On July 20, 2018 a federal court jury in Aberdeen rendered a $20,000 plaintiff verdict in Garrett v. City of Tupelo.

Brandon Garrett was a detective with the Tupelo Police Department. The department wrote him up for mishandling evidence 7 days after his attorney (Jim Waide) wrote a letter requesting that the department relocate the detective division from a mold contaminated building. The Department then demoted Garrett to patrol officer. Garrett quit and sued for retaliation.

The City won on the demotion issue, convincing the jury that it wasn’t a demotion because Garrett was a “top officer” who was needed on the streets. The City lost on the write-up. In addition to the $20,000 verdict, Garrett can file a motion for attorney fees.

Jim Waide of Tupelo represented Garrett. David O’Donnell and Ray Hill with Clayton O’Donnell in Oxford represented the City.

District Judge Debra Brown presided.

My Take:

Smells like a compromise verdict. Impressive job by the defense lawyers convincing the jury the demotion to patrol was not a demotion.

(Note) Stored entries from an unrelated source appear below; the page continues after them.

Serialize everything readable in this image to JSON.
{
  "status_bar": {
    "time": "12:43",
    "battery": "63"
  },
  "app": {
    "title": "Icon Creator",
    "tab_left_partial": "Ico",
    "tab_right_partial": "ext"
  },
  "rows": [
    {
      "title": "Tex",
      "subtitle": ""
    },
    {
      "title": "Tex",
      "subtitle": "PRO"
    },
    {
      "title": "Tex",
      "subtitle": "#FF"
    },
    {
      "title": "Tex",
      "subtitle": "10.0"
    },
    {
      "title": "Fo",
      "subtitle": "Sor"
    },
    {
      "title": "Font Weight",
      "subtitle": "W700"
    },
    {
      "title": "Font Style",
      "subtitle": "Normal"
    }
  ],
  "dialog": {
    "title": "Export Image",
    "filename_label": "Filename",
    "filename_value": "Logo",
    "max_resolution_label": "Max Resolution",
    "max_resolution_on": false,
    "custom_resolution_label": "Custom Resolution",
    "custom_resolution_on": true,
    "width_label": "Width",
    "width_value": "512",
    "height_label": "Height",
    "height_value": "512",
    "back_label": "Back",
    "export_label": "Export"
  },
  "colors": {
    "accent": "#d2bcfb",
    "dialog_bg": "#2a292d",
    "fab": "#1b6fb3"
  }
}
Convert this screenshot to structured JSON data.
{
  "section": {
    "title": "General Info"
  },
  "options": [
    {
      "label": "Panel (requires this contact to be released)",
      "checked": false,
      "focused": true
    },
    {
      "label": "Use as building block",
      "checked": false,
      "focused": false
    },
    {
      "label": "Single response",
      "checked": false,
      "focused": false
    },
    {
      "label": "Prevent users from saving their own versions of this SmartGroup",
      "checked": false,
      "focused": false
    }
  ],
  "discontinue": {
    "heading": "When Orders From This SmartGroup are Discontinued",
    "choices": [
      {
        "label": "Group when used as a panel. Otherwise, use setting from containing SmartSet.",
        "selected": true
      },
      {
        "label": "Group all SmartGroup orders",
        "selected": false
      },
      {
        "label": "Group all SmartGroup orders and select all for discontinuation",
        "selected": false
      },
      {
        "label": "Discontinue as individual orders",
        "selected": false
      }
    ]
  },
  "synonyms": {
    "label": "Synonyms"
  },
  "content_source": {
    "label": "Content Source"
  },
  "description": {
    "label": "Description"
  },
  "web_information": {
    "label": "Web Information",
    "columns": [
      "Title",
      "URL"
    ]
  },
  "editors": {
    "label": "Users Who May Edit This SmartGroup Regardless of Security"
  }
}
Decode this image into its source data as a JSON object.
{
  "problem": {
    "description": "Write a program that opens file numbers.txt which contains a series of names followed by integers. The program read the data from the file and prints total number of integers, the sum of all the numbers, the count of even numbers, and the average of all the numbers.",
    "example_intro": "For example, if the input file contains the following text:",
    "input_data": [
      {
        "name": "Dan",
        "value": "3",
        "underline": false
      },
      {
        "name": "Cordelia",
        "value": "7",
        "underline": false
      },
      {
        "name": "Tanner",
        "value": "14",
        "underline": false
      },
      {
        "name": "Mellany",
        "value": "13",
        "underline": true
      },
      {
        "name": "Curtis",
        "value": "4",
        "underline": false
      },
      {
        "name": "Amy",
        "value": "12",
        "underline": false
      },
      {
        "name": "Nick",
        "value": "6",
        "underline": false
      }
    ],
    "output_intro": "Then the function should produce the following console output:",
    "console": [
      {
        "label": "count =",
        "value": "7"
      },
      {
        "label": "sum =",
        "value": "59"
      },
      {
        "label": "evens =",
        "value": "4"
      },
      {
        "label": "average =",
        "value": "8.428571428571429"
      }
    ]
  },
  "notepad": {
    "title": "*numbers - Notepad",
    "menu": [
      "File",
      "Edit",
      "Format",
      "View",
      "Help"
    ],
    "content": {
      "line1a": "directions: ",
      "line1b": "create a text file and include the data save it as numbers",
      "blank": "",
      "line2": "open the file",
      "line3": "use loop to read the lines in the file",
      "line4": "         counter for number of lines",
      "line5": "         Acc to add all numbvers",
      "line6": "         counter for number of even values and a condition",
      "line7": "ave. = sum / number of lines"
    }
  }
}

My expertise is based on extensive reading of Michael Connelly’s Harry Bosch novels, so you know it’s solid. Can’t wait for Connelly’s Bosch / Renee Ballard book this fall. Now if we could just get Mickey Haller involved.

 

 

  • Nick Norris

    That case may end up being very important. The 5th Circuit has found that written reprimands are not enough to be considered materially adverse for a retaliation claim. Judge Brown created an exception by citing to a 2nd Circuit case where a reprimand could later have the potential to prevent the plaintiff from receiving a promotion, and the plaintiff had made that argument. Of course every reprimand has the potential to prevent future promotion possibilities. It will be interesting to see what the 5th Circuit adopts the 2nd Circuit’s approach, or if the Supreme Court will take the split in the circuits up on the issue.